110 Archives de Névrologie, vii. p. 44.
The Family Form of Tabes Dorsalis.
SYNONYMS.—Friedreich's disease, the Family form of locomotor ataxia, Hereditary ataxia, Hereditary tabes.
Friedreich discovered a peculiar form of co-ordinating disturbance in a number of children of the same family, which he brought into relation with a lesion of the posterior columns, and which has been since found by him and by subsequent observers to occur in other cases, always affecting several members of the same family, as in the first case observed by him. The clinical and pathological features, though resembling those of the tabes dorsalis of adults in many respects, are distinct in others, and for this reason it is generally assigned a separate place in classification.
ETIOLOGY.—The disorder is usually manifested in juvenile life, the age of the affected subjects varying from the seventh to the twenty-fifth year. The male sex preponderates in the statistics of the affection. Some neuropathic vice can always be found in the patient's immediate ancestry, and the limitation of the disease to families burdened by such a diathesis is exemplified in the fact that the ninety individual cases thus far accurately studied occurred in thirty-six families.111 The disease type of the ancestors of the patients is usually different from that of the latter. Alcoholism in the father is one of the commonest forms, but convulsions, hysteria, and insanity are also frequent features of the family history. In a few cases tabes dorsalis, properly so called, was present in the father. In others there was consanguinity of the father and mother. In Musso's group the parents had been brother and sister, and their mother had been a melancholic dement. Three other grandchildren and six grandchildren by the incestuous marriage developed the family form of tabes. In this family the frequent experience of hereditary transmission was verified—that the neurotic taint skipped the intermediate generations.
111 Raffaele Vizzioli, Giornale di Neuropatologia, 1885.
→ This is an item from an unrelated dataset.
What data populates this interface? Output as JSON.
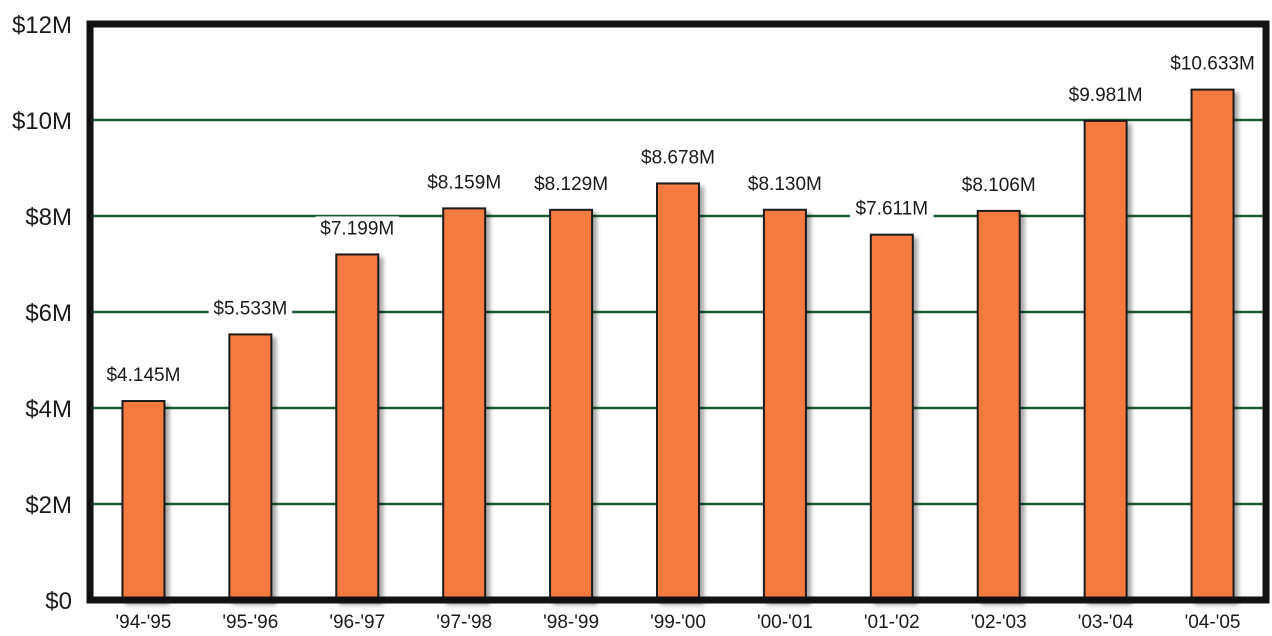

CLINICAL HISTORY.—Usually the first symptom is ataxia of the lower extremities; occasionally this is preceded by severe frontal headache or by vague rheumatoid pains. The inco-ordination is very similar to that of true tabes dorsalis, but swaying on closing the eyes is not noticed early in the disease, as in the latter affection. The arms soon become involved in the ataxia, but cutaneous sensibility and the muscular sense remain either intact or nearly so—a fact utilized with some success by Erb in polemicizing against the theory of Leyden that the ataxia of tabes is due to imperfect sensation. Later in the disease, usually after a few years, a peculiar speech-disturbance is noticed, which resembles the scanning of disseminated sclerosis. It depends on ataxia of the tongue and lips. This is usually associated with nystagmus. About this time the patient develops a different set of motor symptoms from those characterizing the onset of the disease; contractures, paralysis, and atrophy are found in the affected extremities; sometimes the patients cannot ascend a stair, owing to their inability to lift the feet high enough. Pes equino-varus, deformity of other joints and of the vertebral column, have been observed112 to result from the associated effects of paralysis and contracture. At this stage some sensory disturbance may be developed, formication having been observed toward the close of the history in a number of cases. But the distribution of this disturbance is usually different from that of tabes dorsalis, being more intense in the trunk than in the extremities or evenly marked in the entire periphery.
112 H. E. Smith, Boston Medical and Surgical Journal, 1885, vol. cxiii. p. 361.
COURSE AND PROGNOSIS.—The progress of this disease is slow. It has not yet been known to be arrested by any therapeutical procedure. Death rarely occurs directly from the disease by exhaustion; more commonly life is cut short by some intercurrent affection. Unless this occurs the patients may survive the commencement of the illness from eight to forty and more years.
MORBID ANATOMY.—The sclerosis which is found to be the constant lesion underlying this disease corresponds in every character to a combined sclerosis of the pyramid tracts and the posterior columns. Usually, the crossed-pyramid tract is degenerated in its spinal course, and the uncrossed in the cervical and dorsal part, which, in many subjects at least, is its whole extent. The cerebral part of the pyramid tract is not affected. The nerve-fibres found normally in the gray substance are materially reduced, probably in dependence upon the atrophy of the great nerve-tracts.